CHAPTER IV: MY FATHER OVERHEARS MORE OF HANKY AND PANKY’S CONVERSATION
My father, schooled under adversity, knew that it was never well to press advantage too far. He took the equivalent of five shillings for three brace, which was somewhat less than the birds would have been worth when things were as he had known them. Moreover, he consented to take a shilling’s worth of Musical Bank money, which (as he has explained in his book) has no appreciable value outside these banks. He did this because he knew that it would be respectable to be seen carrying a little Musical Bank money, and also because he wished to give some of it to the British Museum, where he knew that this curious coinage was unrepresented. But the coins struck him as being much thinner and smaller than he had remembered them.
It was Panky, not Hanky, who had given him the Musical Bank money. Panky was the greater humbug of the two, for he would humbug even himself—a thing, by the way, not very hard to do; and yet he was the less successful humbug, for he could humbug no one who was worth humbugging—not for long. Hanky’s occasional frankness put people off their guard. He was the mere common, superficial, perfunctory Professor, who, being a Professor, would of course profess, but would not lie more than was in the bond; he was log-rolled and log-rolling, but still, in a robust wolfish fashion, human.
Panky, on the other hand, was hardly human; he had thrown himself so earnestly into his work, that he had become a living lie. If he had had to play the part of Othello he would have blacked himself all over, and very likely smothered his Desdemona in good earnest. Hanky would hardly have blacked himself behind the ears, and his Desdemona would have been quite safe.
Philosophers are like quails in the respect that they can take two or three flights of imagination, but rarely more without an interval of repose.
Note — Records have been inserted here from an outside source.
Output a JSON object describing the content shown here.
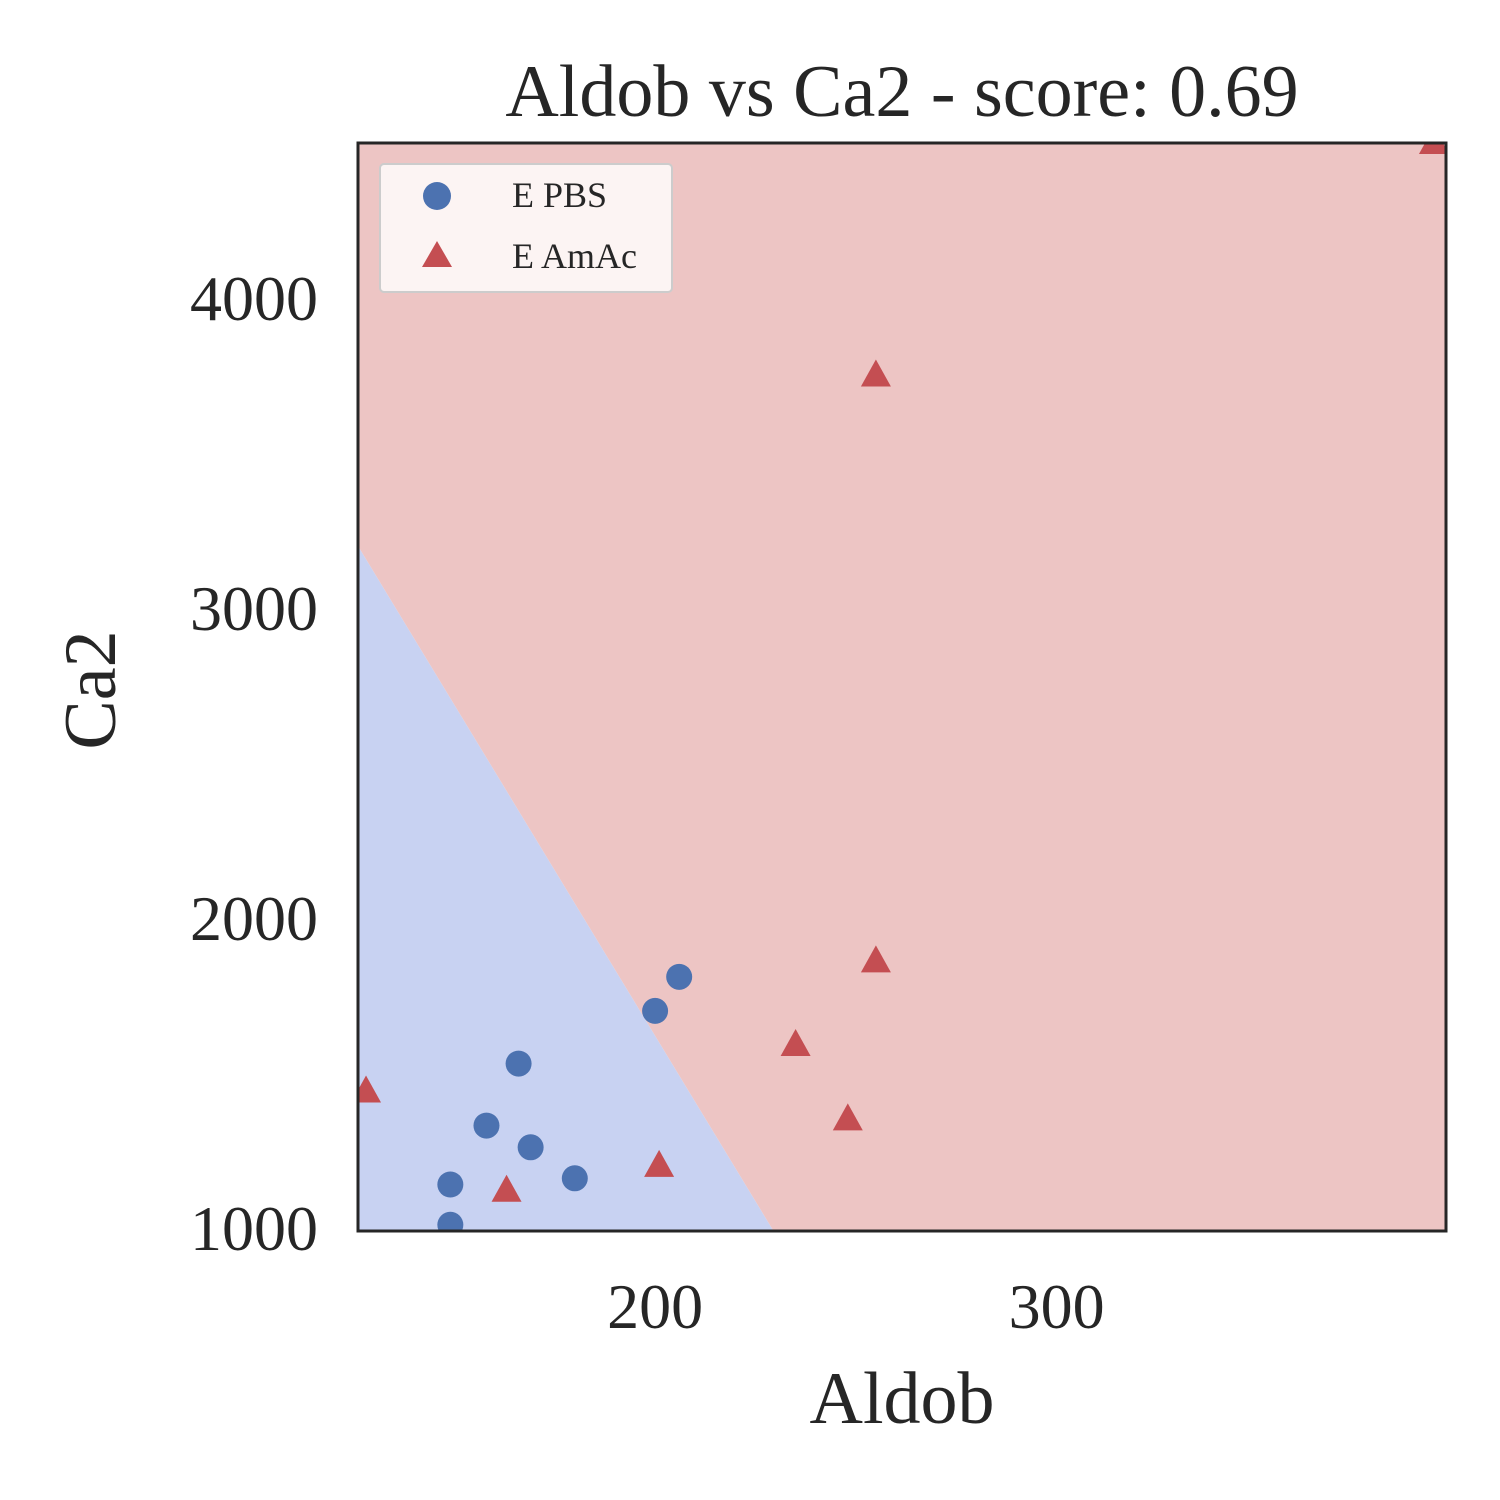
{
  "chart_data": {
    "type": "scatter",
    "title": "Aldob vs Ca2 - score: 0.69",
    "xlabel": "Aldob",
    "ylabel": "Ca2",
    "xlim": [
      126,
      397
    ],
    "ylim": [
      990,
      4500
    ],
    "xticks": [
      200,
      300
    ],
    "yticks": [
      1000,
      2000,
      3000,
      4000
    ],
    "grid": false,
    "legend_position": "top-left",
    "decision_boundary": {
      "line": [
        [
          126,
          3200
        ],
        [
          229.5,
          990
        ]
      ],
      "colors": {
        "E PBS": "#c8d2f2",
        "E AmAc": "#edc5c4"
      }
    },
    "series": [
      {
        "name": "E PBS",
        "marker": "circle",
        "color": "#4c72b0",
        "points": [
          [
            149,
            1010
          ],
          [
            149,
            1140
          ],
          [
            158,
            1330
          ],
          [
            166,
            1530
          ],
          [
            169,
            1260
          ],
          [
            180,
            1160
          ],
          [
            200,
            1700
          ],
          [
            206,
            1810
          ]
        ]
      },
      {
        "name": "E AmAc",
        "marker": "triangle",
        "color": "#c44e52",
        "points": [
          [
            128,
            1440
          ],
          [
            163,
            1120
          ],
          [
            201,
            1200
          ],
          [
            235,
            1590
          ],
          [
            248,
            1350
          ],
          [
            255,
            1860
          ],
          [
            255,
            3750
          ],
          [
            394,
            4500
          ]
        ]
      }
    ]
  }
}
The Professors had imagined my father to be a poacher and a ranger; they had imagined the quails to be wanted for Sunday’s banquet; they had imagined that they imagined (at least Panky had) that they were about to eat landrails; they were now exhausted, and cowered down into the grass of their ordinary conversation, paying no more attention to my father than if he had been a log. He, poor man, drank in every word they said, while seemingly intent on nothing but his quails, each one of which he cut up with a knife borrowed from Hanky. Two had been plucked already, so he laid these at once upon the clear embers.